STAT 100: Introduction to Statistics and Data Science


Course goals:

In this course, you will learn how to think critically with data by engaging in the entire data analysis process. By the end of the course, you will have improved your data acumen and your ability to think statistically. More concretely, you will be better able to accomplish the following tasks, which have been broken down by steps of the data analysis workflow:

Data analysis workflow: question formulation to data acquisition to data wrangling to exploration and visualization to modeling and inference to communicating findings

 

Question formulation:

  • Translate a research problem into a set of questions that can be answered with data.
  • Formulate data questions as measurable statements about parameters in a model.

 

Data acquisition:

  • Determine the necessary data to conduct analyses.
  • Reflect on how design structures and data collection impact potential conclusions.
  • Identify potential ethical concerns surrounding data collection and data privacy.

 

Data wrangling:

  • Explore datasets to determine what wrangling may be required (e.g., removing missing values, filtering out variables or observations, collapsing categories of a categorical variable).
  • Apply basic data wrangling operations.

 

Exploration and visualization:

  • Understand key principles of designing and creating effective data visualizations.
  • Master creating graphs and drawing sound conclusions from graphs.
  • Compute and interpret summary statistics.

 

Modeling and inference:

  • Understand and be able to explain key probabilistic and inferential concepts, such as, sampling, variability, random variables, distributions, confidence, and significance.
  • Determine the correct model for a given problem and set of data.
  • Appropriately apply and draw inferences from a statistical model, including quantifying and interpreting the uncertainty in model estimates.
  • Consider the ethical implications of various modeling practices.

 

Communicating findings:

  • Develop a reproducible workflow using Quarto documents.
  • Interpret and communicate results of statistical analyses effectively for both a statistical and a non-statistical audience.
  • Be able to reflect on the data involved in an analysis and show a curiosity for other ways of examining and thinking about the data.

Course format:

This is a lecture based course with required discussion sections.  

Typical enrollees:

Students tend to take Stat 100 because they are looking for an introduction to data analysis.  Variation is a key concept in Stat 100 and it can be observed in the wide variety of students who take the course.  A recent Stat 100 class included students from across the class years (from first-years to graduate students) and studying 78 different programs and concentrations with the most common being Economics, Government, Molecular & Cellular Biology, Neuroscience, and Social Studies. 

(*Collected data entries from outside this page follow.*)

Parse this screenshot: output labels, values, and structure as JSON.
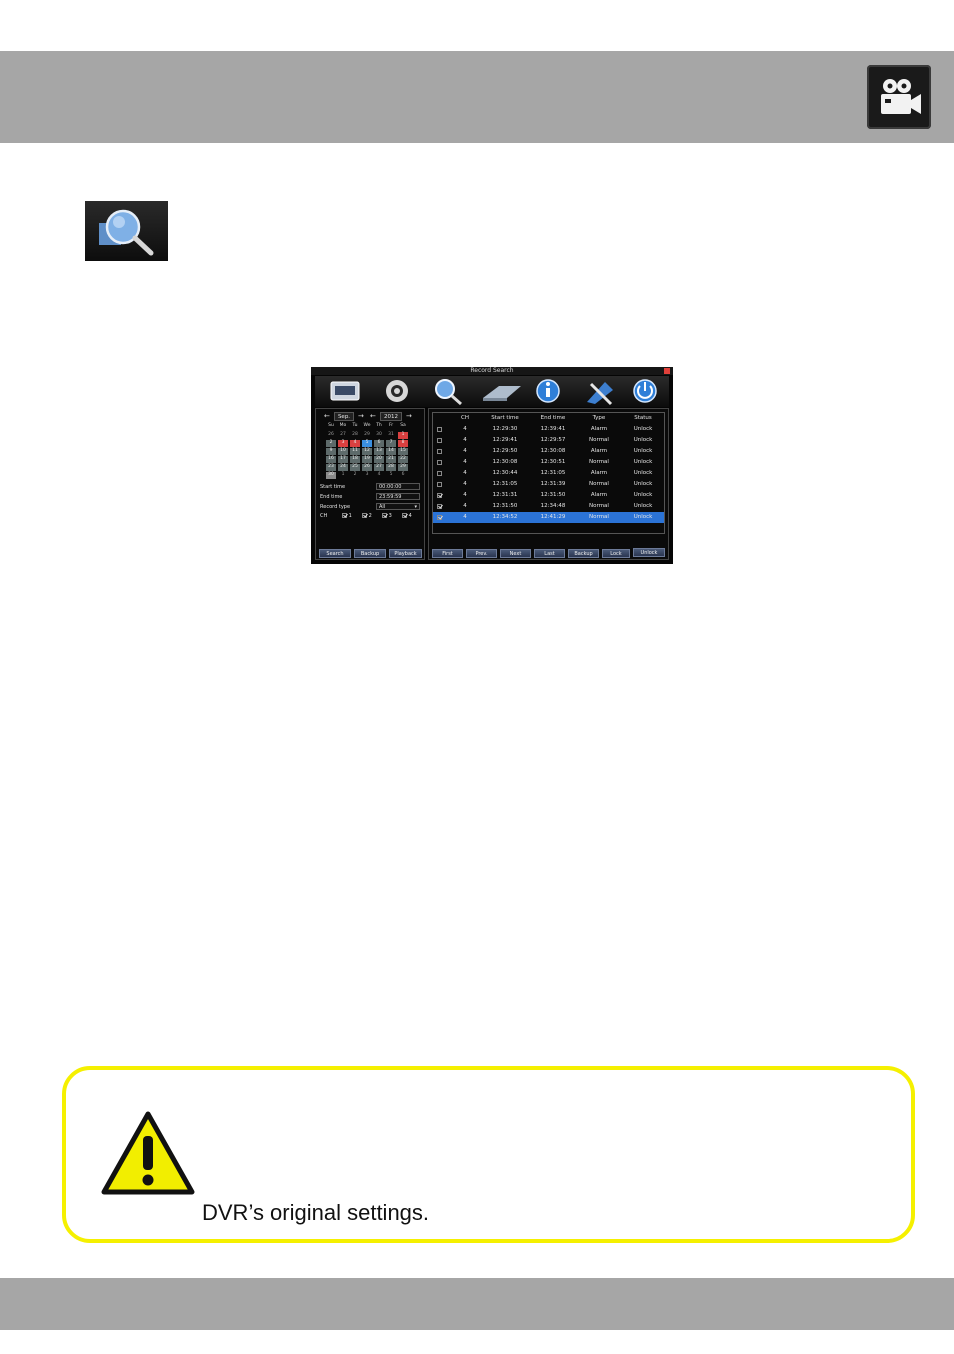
{
  "colors": {
    "header_band": "#a6a6a6",
    "footer_band": "#a6a6a6",
    "warning_border": "#f5f000",
    "selection": "#2b73d6"
  },
  "header": {
    "icon": "video-camera-icon"
  },
  "section_icon": "record-search-icon",
  "dvr": {
    "title": "Record Search",
    "menu_icons": [
      "system-icon",
      "settings-icon",
      "search-icon",
      "disk-icon",
      "info-icon",
      "tools-icon",
      "power-icon"
    ],
    "calendar": {
      "month": "Sep.",
      "year": "2012",
      "weekdays": [
        "Su",
        "Mo",
        "Tu",
        "We",
        "Th",
        "Fr",
        "Sa"
      ],
      "weeks": [
        [
          "26",
          "27",
          "28",
          "29",
          "30",
          "31",
          "1"
        ],
        [
          "2",
          "3",
          "4",
          "5",
          "6",
          "7",
          "8"
        ],
        [
          "9",
          "10",
          "11",
          "12",
          "13",
          "14",
          "15"
        ],
        [
          "16",
          "17",
          "18",
          "19",
          "20",
          "21",
          "22"
        ],
        [
          "23",
          "24",
          "25",
          "26",
          "27",
          "28",
          "29"
        ],
        [
          "30",
          "1",
          "2",
          "3",
          "4",
          "5",
          "6"
        ]
      ]
    },
    "form": {
      "start_label": "Start time",
      "start_value": "00:00:00",
      "end_label": "End time",
      "end_value": "23:59:59",
      "type_label": "Record type",
      "type_value": "All",
      "ch_label": "CH",
      "channels": [
        "1",
        "2",
        "3",
        "4"
      ]
    },
    "left_buttons": [
      "Search",
      "Backup",
      "Playback"
    ],
    "table": {
      "headers": [
        "CH",
        "Start time",
        "End time",
        "Type",
        "Status"
      ],
      "rows": [
        {
          "checked": false,
          "ch": "4",
          "start": "12:29:30",
          "end": "12:39:41",
          "type": "Alarm",
          "status": "Unlock"
        },
        {
          "checked": false,
          "ch": "4",
          "start": "12:29:41",
          "end": "12:29:57",
          "type": "Normal",
          "status": "Unlock"
        },
        {
          "checked": false,
          "ch": "4",
          "start": "12:29:50",
          "end": "12:30:08",
          "type": "Alarm",
          "status": "Unlock"
        },
        {
          "checked": false,
          "ch": "4",
          "start": "12:30:08",
          "end": "12:30:51",
          "type": "Normal",
          "status": "Unlock"
        },
        {
          "checked": false,
          "ch": "4",
          "start": "12:30:44",
          "end": "12:31:05",
          "type": "Alarm",
          "status": "Unlock"
        },
        {
          "checked": false,
          "ch": "4",
          "start": "12:31:05",
          "end": "12:31:39",
          "type": "Normal",
          "status": "Unlock"
        },
        {
          "checked": true,
          "ch": "4",
          "start": "12:31:31",
          "end": "12:31:50",
          "type": "Alarm",
          "status": "Unlock"
        },
        {
          "checked": true,
          "ch": "4",
          "start": "12:31:50",
          "end": "12:34:48",
          "type": "Normal",
          "status": "Unlock"
        },
        {
          "checked": true,
          "ch": "4",
          "start": "12:34:52",
          "end": "12:41:29",
          "type": "Normal",
          "status": "Unlock"
        }
      ]
    },
    "right_buttons": [
      "First",
      "Prev.",
      "Next",
      "Last",
      "Backup",
      "Lock",
      "Unlock"
    ]
  },
  "warning": {
    "icon": "warning-icon",
    "text": "DVR’s original settings."
  }
}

When is course typically offered?

This course is typically offered every semester.

What can students expect from you as an instructor?

They can expect a well-structured course with lots of resources for support.  The Stat 100 teaching team includes a head instructor, preceptor, and many teaching fellows.  In addition to lecture and section, we offer both group and one-on-one office hours and weekly wrap-up sessions.

Assignments and grading:

Your grade will be based on your performance on the following key components of the course:

 

  • Weekly Quizzes: Each week you will take a short quiz, accessed on Canvas, related to the lecture material. 
    • The lowest quiz grade will be dropped.
    • No late quizzes will be accepted.
  • Problem Sets: Each week's problem set will be released on Wednesday and is due the following Tuesday by 5:00pm.
    • Don't wait until the day the problem set is due to work on it! They are designed to encourage consistent application and practice and are not structured to be completed in a single day.
    • Each problem set is equally weighted in the final grade.
    • To help with various circumstances (expected and unexpected), the lowest problem set grade will be dropped. Additionally, you have up to 4 additional extensions days that you can use as you need (e.g., 1 additional day for 4 p-set, 4 additional days for 1 p-set, ...) but the extension days must be rounded up to the nearest day (e.g., 2 extra hours = 1 extension day). If you need to use any extension days, message your Section TF the following information so that they can update Gradescope and our records
      • Which problem set you need to apply an extension to.
      •  How many days you want to use.
    • Once you have used up the 4 additional extension days, no further extensions will be granted except in the event of unexpected family circumstances or a long-term illness. In this case, please email Prof McConville and provide a note from your resident dean as documentation.
  • Exams: We will have a mid-term exam and a final exam.
    • Both exams will include an in-class component and an oral component.
  • Engagement:
    • In our class Slack workspace, you must submit at least 2 content related posts by March 3rd. These posts could be questions about the material, answers to questions, and/or links to useful resources.
    • You must drop by office hours at least once. 

Sample reading list:

Readings for the course will come from the following textbooks. Both are freely available online.

 

Enrollment cap, selection process, notification:

There is no enrollment cap for Fall 2024.

Past syllabus:

Here is the syllabus for the Spring 2024 offering of Stat 100.

Absence and late work policies:

Section attendance is required.  See the “Assignments and grading” section for the p-set late work policy.